Мгновенно все изменилось для Орасио. Это были непривычные, непритворные слова, и Эстер была не та; она неожиданно стала совсем другой, она думала о нем, о его желаниях. Орасио овладело доброе чувство, разорвавшее оболочку, которой было покрыто его сердце. Он начал думать об Эстер с лаской. Может быть, он был несправедлив к ней… Он не понимал ее, она была из другого круга… Орасио решил пообещать Эстер что-нибудь очень большое, очень хорошее, что доставило бы ей удовольствие.
— На праздники мы поедем в Баию… — он обращался к ней, только к ней, будто за столом больше никого не было.
Потом беседа снова приняла обычный светский характер… Разговор велся почти исключительно между Эстер и Виржилио. Они говорили о праздниках, обсуждали моды, рассуждали о музыке, литературе. Орасио любовался женой, Манека Дантас поглядывал на нее своими лукавыми глазами.
— Мне нравится Жорж Оне… — заявила Эстер. — Я плакала, читая его «Великого промышленника».
Виржилио принял несколько грустный вид:
— Не потому ли, что нашли в нем кое-что из своей биографии?

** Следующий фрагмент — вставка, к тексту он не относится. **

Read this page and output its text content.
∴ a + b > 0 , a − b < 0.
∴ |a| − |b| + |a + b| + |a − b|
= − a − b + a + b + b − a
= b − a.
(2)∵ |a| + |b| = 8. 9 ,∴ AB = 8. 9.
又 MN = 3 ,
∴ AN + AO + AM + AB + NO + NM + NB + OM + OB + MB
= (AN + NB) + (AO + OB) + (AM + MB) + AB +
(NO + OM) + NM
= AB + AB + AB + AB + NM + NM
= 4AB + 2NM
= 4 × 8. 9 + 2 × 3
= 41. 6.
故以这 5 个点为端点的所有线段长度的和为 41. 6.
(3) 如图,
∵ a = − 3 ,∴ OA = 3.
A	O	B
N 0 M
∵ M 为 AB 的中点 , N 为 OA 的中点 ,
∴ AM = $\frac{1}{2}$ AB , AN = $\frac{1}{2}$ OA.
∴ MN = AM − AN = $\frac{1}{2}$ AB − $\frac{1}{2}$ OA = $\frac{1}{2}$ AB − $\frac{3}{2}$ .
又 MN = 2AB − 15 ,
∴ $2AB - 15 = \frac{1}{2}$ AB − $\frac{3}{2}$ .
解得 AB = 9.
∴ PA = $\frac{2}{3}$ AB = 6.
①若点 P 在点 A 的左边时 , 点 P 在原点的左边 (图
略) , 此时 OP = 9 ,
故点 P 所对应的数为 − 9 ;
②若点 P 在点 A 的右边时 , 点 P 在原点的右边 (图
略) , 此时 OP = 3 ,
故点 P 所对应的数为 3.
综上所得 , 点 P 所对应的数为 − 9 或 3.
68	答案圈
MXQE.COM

Орасио и Манека Дантас ничего не поняли, да и сама Эстер не сразу сообразила, на что он намекает. Но когда поняла, закрыла лицо рукой и нервно пробормотала:
— О нет, нет!
Виржилио вздохнул.
Ей показалось, что она зашла слишком далеко.
— Это еще не значит…
Однако он не хотел ничего знать. Он был взволнован, его глаза блестели.
— А Золя? Вы читали Золя? — спросил он.
Нет, она не читала: монахини в пансионе им не позволяли. Виржилио сказал, что действительно это не совсем подходящая литература для девушек, но для замужней женщины… У него в Ильеусе есть «Жерминаль». Он его пришлет доне Эстер.

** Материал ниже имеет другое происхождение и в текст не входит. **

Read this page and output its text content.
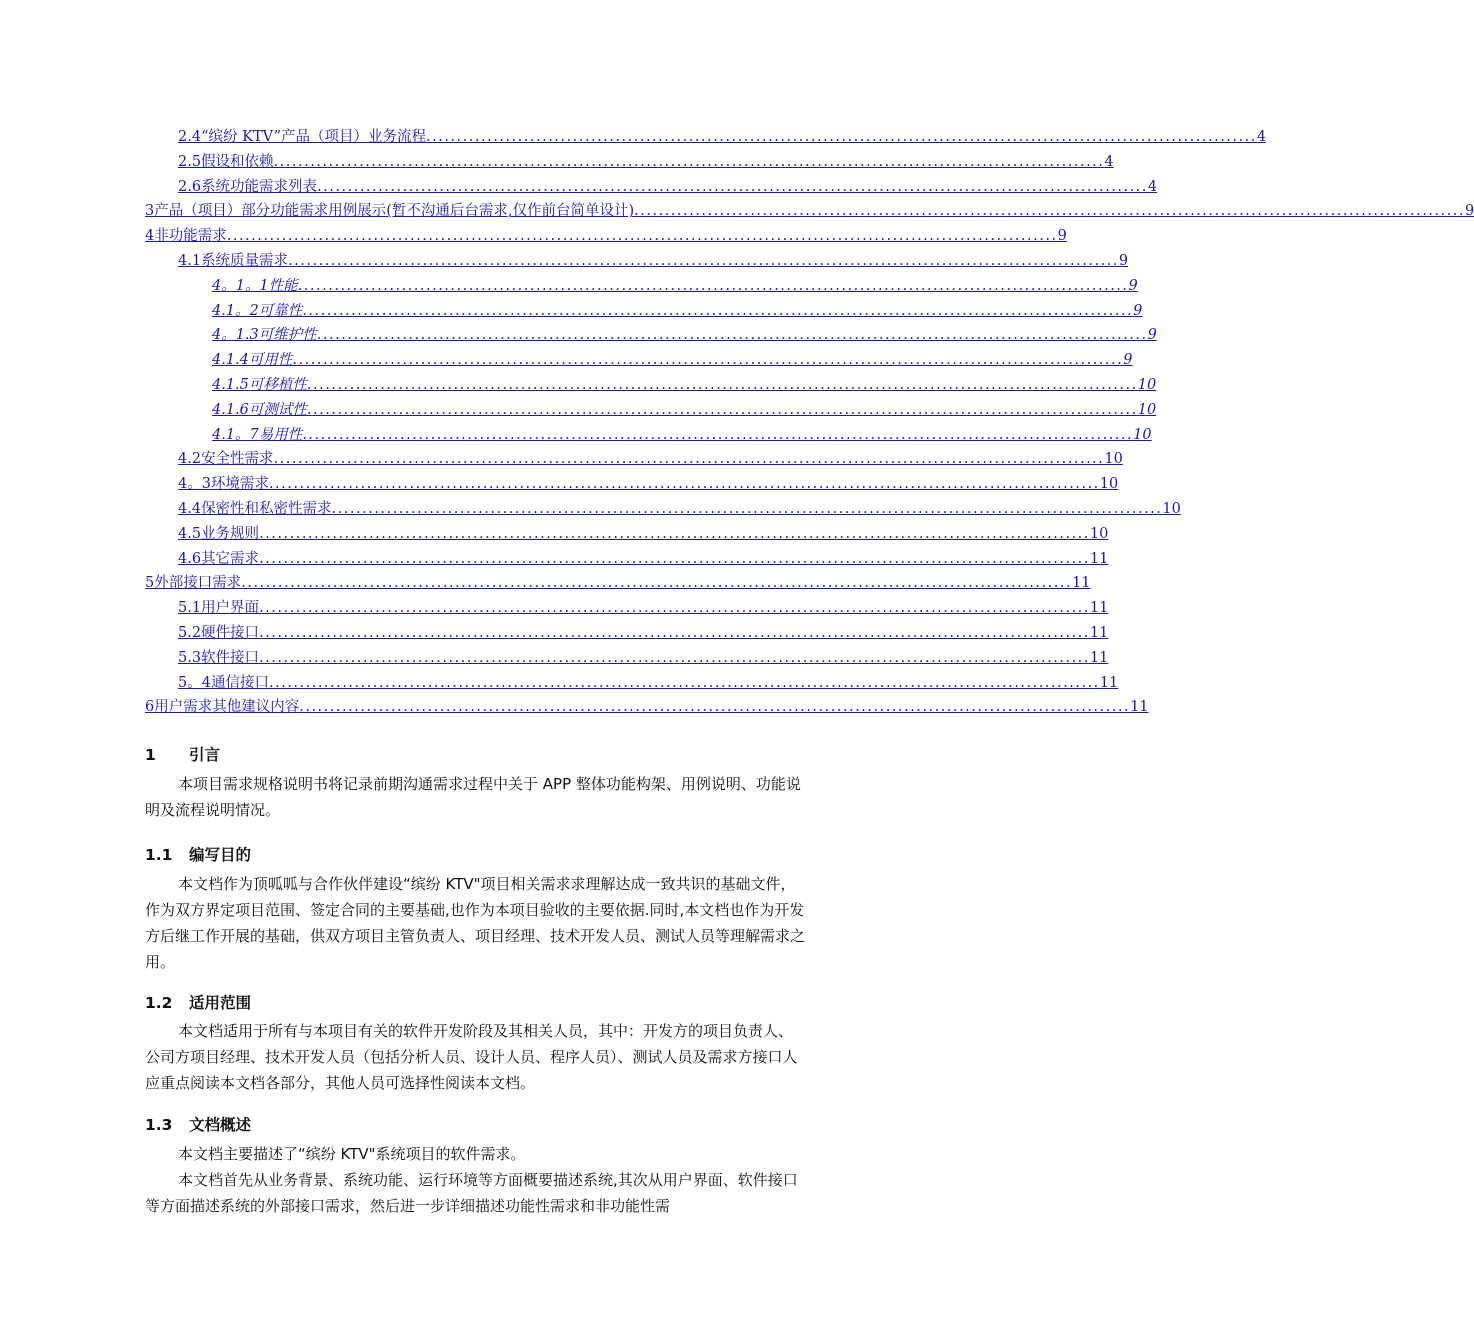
2.4 “缤纷 KTV”产品（项目）业务流程 ........................................................................................................................................ 4
2.5 假设和依赖 ........................................................................................................................................ 4
2.6 系统功能需求列表 ........................................................................................................................................ 4
3 产品（项目）部分功能需求用例展示(暂不沟通后台需求,仅作前台简单设计) ........................................................................................................................................ 9
4 非功能需求 ........................................................................................................................................ 9
4.1 系统质量需求 ........................................................................................................................................ 9
4。1。1 性能 ........................................................................................................................................ 9
4.1。2 可靠性 ........................................................................................................................................ 9
4。1.3 可维护性 ........................................................................................................................................ 9
4.1.4 可用性 ........................................................................................................................................ 9
4.1.5 可移植性 ........................................................................................................................................ 10
4.1.6 可测试性 ........................................................................................................................................ 10
4.1。7 易用性 ........................................................................................................................................ 10
4.2 安全性需求 ........................................................................................................................................ 10
4。3 环境需求 ........................................................................................................................................ 10
4.4 保密性和私密性需求 ........................................................................................................................................ 10
4.5 业务规则 ........................................................................................................................................ 10
4.6 其它需求 ........................................................................................................................................ 11
5 外部接口需求 ........................................................................................................................................ 11
5.1 用户界面 ........................................................................................................................................ 11
5.2 硬件接口 ........................................................................................................................................ 11
5.3 软件接口 ........................................................................................................................................ 11
5。4 通信接口 ........................................................................................................................................ 11
6 用户需求其他建议内容 ........................................................................................................................................ 11
1 引言

本项目需求规格说明书将记录前期沟通需求过程中关于 APP 整体功能构架、用例说明、功能说明及流程说明情况。

1.1 编写目的

本文档作为顶呱呱与合作伙伴建设“缤纷 KTV"项目相关需求求理解达成一致共识的基础文件，作为双方界定项目范围、签定合同的主要基础,也作为本项目验收的主要依据.同时,本文档也作为开发方后继工作开展的基础，供双方项目主管负责人、项目经理、技术开发人员、测试人员等理解需求之用。

1.2 适用范围

本文档适用于所有与本项目有关的软件开发阶段及其相关人员，其中：开发方的项目负责人、公司方项目经理、技术开发人员（包括分析人员、设计人员、程序人员）、测试人员及需求方接口人应重点阅读本文档各部分，其他人员可选择性阅读本文档。

1.3 文档概述

本文档主要描述了“缤纷 KTV"系统项目的软件需求。

本文档首先从业务背景、系统功能、运行环境等方面概要描述系统,其次从用户界面、软件接口等方面描述系统的外部接口需求，然后进一步详细描述功能性需求和非功能性需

Негритянки подавали самые разнообразные сладости. Эстер предложила пить кофе в гостиной и встала. Виржилио быстро поднялся вслед за ней и отодвинул назад ее стул, чтобы она могла пройти. Орасио смотрел на адвоката, и в нем пробуждалось что-то похожее на зависть. Манека Дантас восхищался его манерами. Он считал, что воспитание — это великое дело. Он вспомнил о своих детях; ему захотелось, чтобы они, когда вырастут, были похожи на Виржилио. Эстер вышла в гостиную. Мужчины последовали за ней.

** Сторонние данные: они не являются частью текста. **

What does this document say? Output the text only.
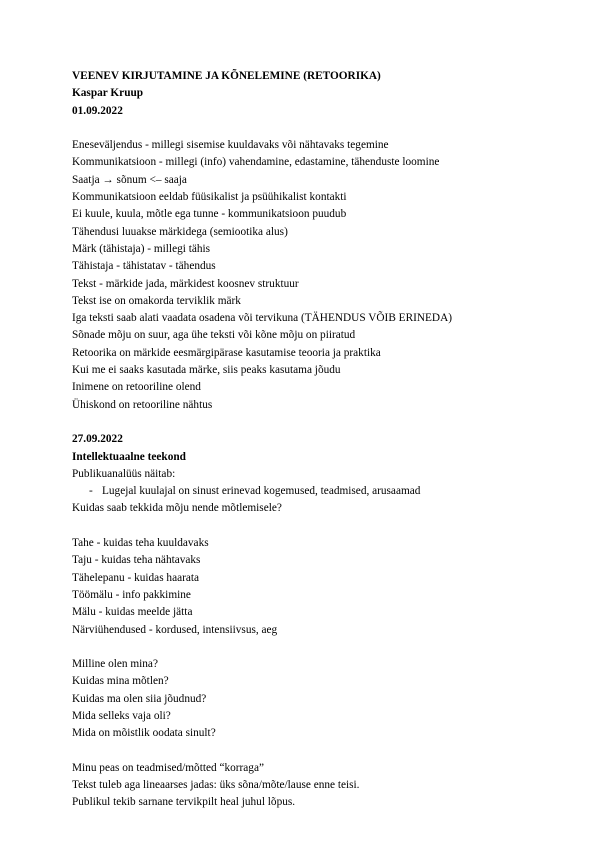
VEENEV KIRJUTAMINE JA KÕNELEMINE (RETOORIKA)
Kaspar Kruup
01.09.2022
Eneseväljendus - millegi sisemise kuuldavaks või nähtavaks tegemine
Kommunikatsioon - millegi (info) vahendamine, edastamine, tähenduste loomine
Saatja → sõnum <– saaja
Kommunikatsioon eeldab füüsikalist ja psüühikalist kontakti
Ei kuule, kuula, mõtle ega tunne - kommunikatsioon puudub
Tähendusi luuakse märkidega (semiootika alus)
Märk (tähistaja) - millegi tähis
Tähistaja - tähistatav - tähendus
Tekst - märkide jada, märkidest koosnev struktuur
Tekst ise on omakorda terviklik märk
Iga teksti saab alati vaadata osadena või tervikuna (TÄHENDUS VÕIB ERINEDA)
Sõnade mõju on suur, aga ühe teksti või kõne mõju on piiratud
Retoorika on märkide eesmärgipärase kasutamise teooria ja praktika
Kui me ei saaks kasutada märke, siis peaks kasutama jõudu
Inimene on retooriline olend
Ühiskond on retooriline nähtus
27.09.2022
Intellektuaalne teekond
Publikuanalüüs näitab:
- Lugejal kuulajal on sinust erinevad kogemused, teadmised, arusaamad
Kuidas saab tekkida mõju nende mõtlemisele?
Tahe - kuidas teha kuuldavaks
Taju - kuidas teha nähtavaks
Tähelepanu - kuidas haarata
Töömälu - info pakkimine
Mälu - kuidas meelde jätta
Närviühendused - kordused, intensiivsus, aeg
Milline olen mina?
Kuidas mina mõtlen?
Kuidas ma olen siia jõudnud?
Mida selleks vaja oli?
Mida on mõistlik oodata sinult?
Minu peas on teadmised/mõtted “korraga”
Tekst tuleb aga lineaarses jadas: üks sõna/mõte/lause enne teisi.
Publikul tekib sarnane tervikpilt heal juhul lõpus.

Шел дождь, мелкий дождик, через который пробивался свет луны. На небе, несмотря на тучи, были видны яркие звезды. Виржилио направился к веранде. Фелисия вошла с подносом кофе, Эстер стала накладывать сахар в чашки. Виржилио повернулся и сказал, как бы декламируя стихи:
— Как прекрасны ночи в селве…
— Да, прекрасны… — согласился Манека Дантас, помешивая кофе. Он обернулся к Эстер. — Еще ложечку, кума. Я люблю очень сладкий кофе… — Он снова обратился к адвокату. — Какая прекрасная ночь… и этот дождик придает ей еще больше прелести… — он силился поддерживать разговор в том же духе, что и Виржилио с Эстер. И остался доволен, потому что ему показалось, что он произнес фразу, похожую на те, которыми обменивались они.
— А вам, доктор? Побольше сахара или поменьше?
— Поменьше, дона Эстер… Довольно… большое спасибо… Вы не находите, сеньора, что прогресс убивает красоту?
Эстер передала сахарницу Фелисии. Мгновение она медлила с ответом. Лицо ее было задумчиво и серьезно.
— Я считаю, что прогресс несет с собою и много красивого…
— Но дело в том, что в больших городах при ярком освещении не видно звезд… А поэт любит звезды, дона Эстер… Звезды неба и звезды земли…
— Бывают ночи, когда на небе нет звезд… — теперь голос Эстер был глубоким, он шел от сердца. — Когда бушует буря, здесь страшно…
— Это должно быть потрясающе красиво… — Виржилио произнес эту фразу громко, на всю залу. И добавил: — Чертовски красиво…
— Возможно… — ответила Эстер. — Но я боюсь этих ночей, — и она посмотрела на него молящим взглядом, как на старого друга.
Виржилио видел, что она уже не играет роль, и ему стало жаль ее, очень жаль. И он устремил на нее взгляд, полный нежности и ласки. Прежние его легкомысленные и коварные планы исчезли, их заменило нечто более серьезное и глубокое.
Орасио вмешался в разговор:
— Знаете, доктор, чего она боится, дурочка? Крика лягушек, когда змеи проглатывают их на берегу реки…
Виржилио уже слышал эти крики, и его сердце тоже леденело от ужаса. Он сказал лишь:
— Понимаю…
Это был счастливый момент, глаза ее были чисты и в них отражалась радость. Теперь они уже оба не играли. Это длилось всего лишь одну секунду, но и этого было достаточно. У нее не осталось даже ненависти к Орасио.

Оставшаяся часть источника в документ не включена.